A number of years ago I gave a presentation to IT procurement pros that got some surprising reactions.
The session was intended to be humorous. It was designed to let the attendees laugh at the sometimes-difficult situations they found themselves in when a vendor possessed far too much information about some aspect of the business relationship.
Here's a sample:
You know the vendor knows too much when
- The vendor participates in department planning sessions with your CIO and you don't.
- In conversations with you, your CIO tells you that he's already discussed your next project with the vendor.
- The vendor is part of the team put together to write the RFP for the project that they will be bidding on.
- The vendor account rep has more seniority being assigned to your company than anyone in your department does.
- You receive a copy of the vendor's response, with the correct project number on it, before the RFP is actually issued.
While some people laughed at some of the one-liners, there were a sizable number who did not find the session funny at all.
I assumed that it was lack of comic writing skill on my part but in talking to a number of them I found that the lack of perceived humor stemmed from something quite different: the jokes came far too close to painful and frustrating truths.
The dilemma that IT organizations face is how to maintain a balance between getting a good deal for their company while at the same time maintaining positive relationships with critical vendors.
If you take a look at how vendors operate, you'll notice they don't seem to have any problem with this. Any unpleasant demandslike miniscule warranty periods, no performance or generally meaningless warranties, refusal to allow acceptance testingby the vendor's negotiating and legal staffs is simply presented as, "I'm really sorry, but the guys at headquarters insist upon this as it's how we do business."
This is delivered with a rueful smile that shows real sympathy to your situation.
The appropriate response is, "Gee, I'm sorry to hear that because we do business this way and I'd hate for you to lose out on this opportunity." That answer isn't given nearly as frequently as it should because the procurement staff often doesn't feel that it has the authority to deliver that message.

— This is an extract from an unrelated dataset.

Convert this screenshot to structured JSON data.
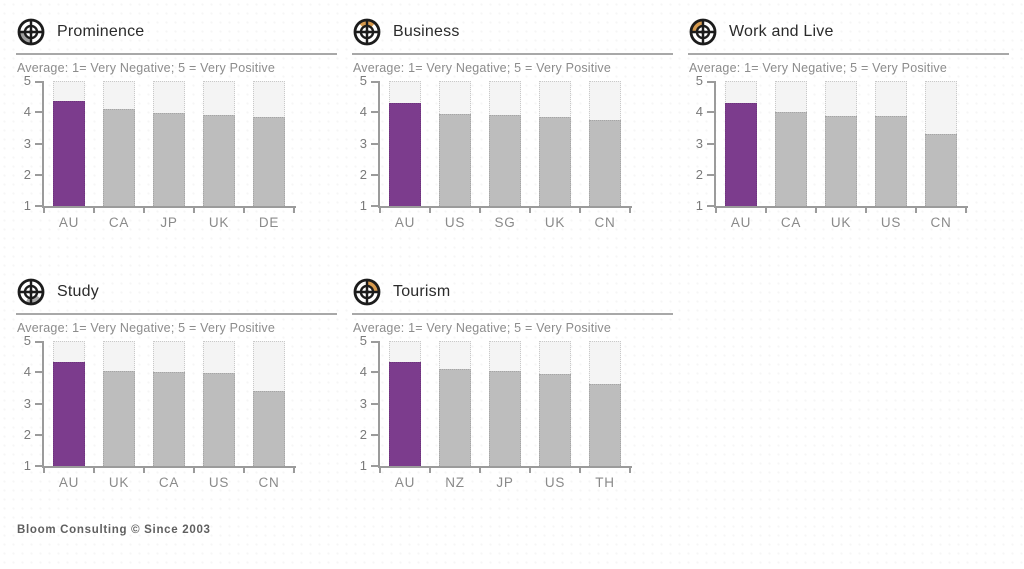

Why not? Because the staff tends to feel that IT executives have made it clear that the vendor relationship is of critical importance to management. They're a "strategic partners," management sayswhich translates into, "Don't do anything that might place the relationship at risk.
The employees guess (probably correctly) that the vendor knows this. Under those circumstances, most people don't want to place themselves in a position where the vendor can complain to management about the difficulty the procurement staff's demands are on the relationship. In that scenario, employees just don't know how management might react.
The concern that taking a tough negotiating position will hurt the relationship significantly limits the ability of procurement staff to accomplish the goal that management sets: an agreement that is beneficial to the company today and in the future.
Dealing effectively with this situation allows organizations to achieve significant improvements in the terms under which they conduct business and preserves long-term value in the transaction.